Promotion effect on liver tumor progression of microcystin-LR at environmentally relevant levels in female krasV12 transgenic zebrafish.

Microcystin-LR (MC-LR) is a kind of natural toxin which exists widely in aquatic environments and has been reported to be hepatotoxic and carcinogenic. At present, the promoting mechanism of MC-LR on hepatocellular carcinoma (HCC) remains largely unexplored. In this study, the hepatocellular promoting effect of MC-LR was described in Kras transgenic zebrafish, a doxycycline (DOX) inducible HCC model. Our results showed that MC-LR could aggravate the progression of HCC at an environmentally relevant concentration (3 μg/L), which was accompanied by the decreased activity and down-regulated transcription level of serine/threonine phosphatase 2A (PP2A). Using TMT labeling quantitative phosphoproteomics, we found that the 1049 phosphopeptides were significantly changed (508 up-regulated and 541 down-regulated) in liver from combined exposure to DOX and 3 μg/L MC-LR group compared to the DOX group.

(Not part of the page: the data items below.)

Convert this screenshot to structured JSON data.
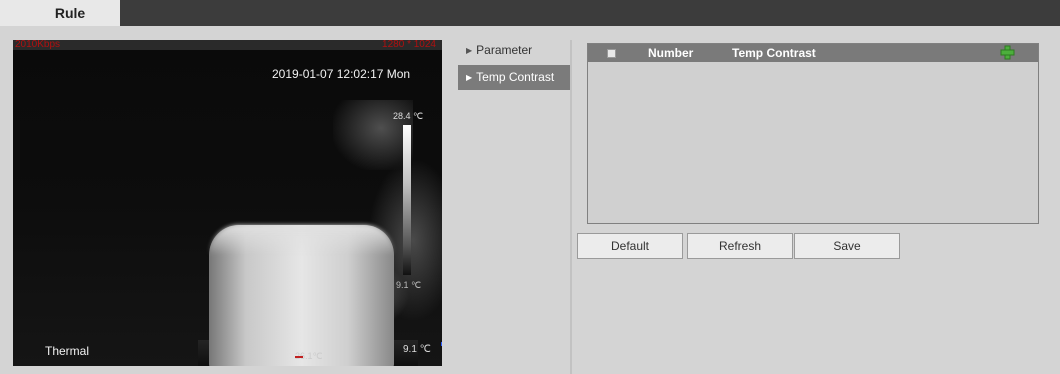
{
  "tabs": {
    "rule": "Rule"
  },
  "video": {
    "bitrate": "2010Kbps",
    "resolution": "1280 * 1024",
    "timestamp": "2019-01-07 12:02:17 Mon",
    "temp_max": "28.4 ℃",
    "temp_min": "9.1 ℃",
    "spot_temp": "9.1 ℃",
    "center_label": "26.1℃",
    "channel_name": "Thermal"
  },
  "menu": {
    "items": [
      {
        "label": "Parameter",
        "active": false
      },
      {
        "label": "Temp Contrast",
        "active": true
      }
    ]
  },
  "table": {
    "columns": [
      "Number",
      "Temp Contrast"
    ],
    "rows": []
  },
  "buttons": {
    "default": "Default",
    "refresh": "Refresh",
    "save": "Save"
  },
  "icons": {
    "add": "plus-icon",
    "menu_arrow": "triangle-right-icon"
  },
  "colors": {
    "top_bar": "#3c3c3c",
    "menu_active": "#7b7b7b",
    "table_header": "#7a7a7a",
    "add_icon": "#4caf3c",
    "overlay_red": "#b01010"
  }
}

Enriched pathways by KEGG analysis suggested that differentially phosphorylated proteins were mainly related to Wnt signaling pathway. Furthermore, the mRNA expression and protein abundance of β-Catenin in Wnt signaling pathway were significantly up-regulated following exposure to MC-LR. In short, our results suggested that MC-LR significantly inhibited the activity of PP2A, which in turn activated Wnt signaling, eventually resulting in progression of liver tumor in transgenic zebrafish.